Laut Einkommenssteuergesetz 1997 galt: Aufwendungen für die Betreuung eines bis zu 16 Jahre alten Kindes können als außergewöhnliche Belastung geltend gemacht werden, wenn sie wegen Erwerbstätigkeit, Krankheit oder Behinderung nötig sind. Berücksichtigt wurden die Kosten jedoch nur, wenn sie - wie bei anderen außergewöhnlichen Belastungen auch - die zumutbare Belastung überstiegen. Diese Einschränkung hat das Bundesverfassungsgericht jetzt gekippt. Der Halbsatz „...jedoch nur, soweit sie die zumutbare Belastung übersteigen“ ist nichtig, entschieden die Verfassungsrichter. Bei Elternpaaren hatten die Finanzbehörden schon vor Jahren darauf verzichtet, die Betreuungskosten um die zumutbare Belastung zu kürzen. Grund auch damals: Druck vom Bundesverfassungsgericht. Für Alleinerziehende jedoch blieben die Finanzämter dabei: Betreuungskosten wirken sich nur aus, wenn sie die zumutbare Belastung übersteigen. Das Bundesverfassungsgericht hat nun endgültig klargestellt: Das ist verfassungswidrig und nichtig.

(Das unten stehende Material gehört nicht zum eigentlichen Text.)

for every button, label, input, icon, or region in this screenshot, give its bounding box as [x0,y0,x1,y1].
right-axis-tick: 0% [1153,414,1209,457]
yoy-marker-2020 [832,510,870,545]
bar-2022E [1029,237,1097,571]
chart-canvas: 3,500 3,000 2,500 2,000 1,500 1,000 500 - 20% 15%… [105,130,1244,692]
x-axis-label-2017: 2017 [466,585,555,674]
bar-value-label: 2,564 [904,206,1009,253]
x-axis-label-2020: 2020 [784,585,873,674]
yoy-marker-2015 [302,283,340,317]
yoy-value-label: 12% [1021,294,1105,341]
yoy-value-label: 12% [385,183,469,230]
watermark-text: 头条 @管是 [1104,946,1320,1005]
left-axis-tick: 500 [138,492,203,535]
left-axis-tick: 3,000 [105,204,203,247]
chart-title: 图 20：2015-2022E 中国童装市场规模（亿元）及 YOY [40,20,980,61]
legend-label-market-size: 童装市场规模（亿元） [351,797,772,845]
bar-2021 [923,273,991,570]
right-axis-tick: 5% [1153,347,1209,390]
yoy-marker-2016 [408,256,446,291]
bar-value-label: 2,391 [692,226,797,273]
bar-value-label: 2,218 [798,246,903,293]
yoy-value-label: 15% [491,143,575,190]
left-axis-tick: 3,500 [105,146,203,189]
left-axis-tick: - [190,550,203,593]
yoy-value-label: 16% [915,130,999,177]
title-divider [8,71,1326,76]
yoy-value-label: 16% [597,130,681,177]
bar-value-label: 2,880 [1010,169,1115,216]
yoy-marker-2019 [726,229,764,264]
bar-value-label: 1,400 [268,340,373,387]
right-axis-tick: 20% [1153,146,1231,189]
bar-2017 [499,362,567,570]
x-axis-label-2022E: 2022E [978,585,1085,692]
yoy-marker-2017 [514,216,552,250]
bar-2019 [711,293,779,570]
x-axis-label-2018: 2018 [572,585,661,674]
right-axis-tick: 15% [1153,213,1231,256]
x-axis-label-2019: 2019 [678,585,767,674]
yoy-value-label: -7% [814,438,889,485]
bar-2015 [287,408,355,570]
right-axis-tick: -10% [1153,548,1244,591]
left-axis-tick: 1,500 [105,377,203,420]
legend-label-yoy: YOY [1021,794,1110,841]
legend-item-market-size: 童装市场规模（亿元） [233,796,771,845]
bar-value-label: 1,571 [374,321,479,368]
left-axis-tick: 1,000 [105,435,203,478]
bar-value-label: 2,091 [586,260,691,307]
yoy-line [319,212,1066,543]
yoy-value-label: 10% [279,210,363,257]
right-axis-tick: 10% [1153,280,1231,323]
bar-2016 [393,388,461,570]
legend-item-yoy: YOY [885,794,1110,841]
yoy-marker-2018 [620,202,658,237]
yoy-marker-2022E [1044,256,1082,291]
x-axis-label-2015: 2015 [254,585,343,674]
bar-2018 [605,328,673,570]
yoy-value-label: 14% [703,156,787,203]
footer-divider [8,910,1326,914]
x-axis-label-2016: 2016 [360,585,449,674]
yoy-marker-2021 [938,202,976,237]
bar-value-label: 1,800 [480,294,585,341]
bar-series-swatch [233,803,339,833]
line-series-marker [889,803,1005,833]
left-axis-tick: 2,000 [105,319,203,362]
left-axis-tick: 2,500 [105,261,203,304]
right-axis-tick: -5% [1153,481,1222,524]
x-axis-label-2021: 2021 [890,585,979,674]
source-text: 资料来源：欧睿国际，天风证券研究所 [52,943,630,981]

Korrektur für Steuerbescheide

Direkt betroffen ist das Einkommenssteuergesetz, wie es für die Jahre 1997 bis 1999 galt. Von der Gerichtsentscheidung profitieren Eltern, deren Einkommenssteuerbescheid für die fraglichen Jahre noch offen ist. Das ist eigentlich nur der Fall, wenn Betroffene rechtzeitig Widerspruch eingelegt haben und das Verfahren noch nicht endgültig abgeschlossen ist. Die Finanzämter haben Steuerbescheide wegen der Kinderbetreuungskosten im Hinblick auf das Gerichtsverfahren jedoch in der Regel nur vorläufig erlassen und müssen sie jetzt korrigieren.

Eltern im Nachteil

Begründung der Verfassungsrichter: Die wegen Erwerbstätigkeit oder Krankheit nötige Kosten für Kinderbetreuung seien eine Belastung, die nur Eltern treffe. Das Grundgesetz verbiete es jedoch, Eltern und alleinerziehende Elternteile gegenüber Kinderlosen zu benachteiligen. Die Folge: Durch Erwerbstätigkeit oder Krankheit bedingte Kinderbetreuungskosten müssen in voller Höhe berücksichtigt werden, entschied das Bundesverfassungsgericht. Einzige Einschränkung: Ein Obergrenze ist zulässig. Über das notwendige Maß hinausgehend Kinderbetreuung müssen die Finanzämter nicht vom Einkommen abziehen.

Zusätzlicher Freibetrag

Ob das aktuelle Steuergesetz den Anforderungen des Bundesverfassungsgericht genügt, ist noch unklar. Derzeit bleibt für berufs- oder krankheitsbedingte Kinderbetreuungskosten aufgewendetes Einkommen nur steuerfrei, wenn die Kosten je Kind bei Alleinerziehenden 774 Euro und bei Paaren 1 548 Euro übersteigen. Allerdings gibt es inzwischen einen zusätzlichen Freibetrag von 1 080 Euro je Kind und Elternteil für Betreuungs- und Erziehungs- oder Ausbildungsbedarf. Soweit damit aus Sicht der Verfassungsrichter genug Einkommen steuerfrei bleibt, um die Kosten für berufs- oder krankheitsbedingte Kinderbetreuung zu bestreiten, wird es die Regeln wohl kaum beanstanden.

Noch reichlich Streit

Zweifel an den aktuellen Steuerregeln gibts allerdings noch aus einem anderen Grund: Eltern können Betreuungskosten jenseits der Freibeträge nur für unter 14-jährige Kinder geltend machen. Ebenfalls nach wie vor umstritten: die Rentenversicherungsbeiträge für Eltern. Für die Pflegeversicherung hatte das Bundesverfassungsgericht entschieden: Die Gleichbehandlung mit Kinderlosen ist verfassungswidrig. Auf diese Entscheidung hat der Bundestag inzwischen reagiert. Kinderlose müssen jetzt mehr Beitrag zahlen als Eltern. Bei der Rentenversicherung blieb jedoch alles beim Alten. Zuletzt hatte das Bundesverfassungsgericht den Anspruch auf Kindergeld gestärkt.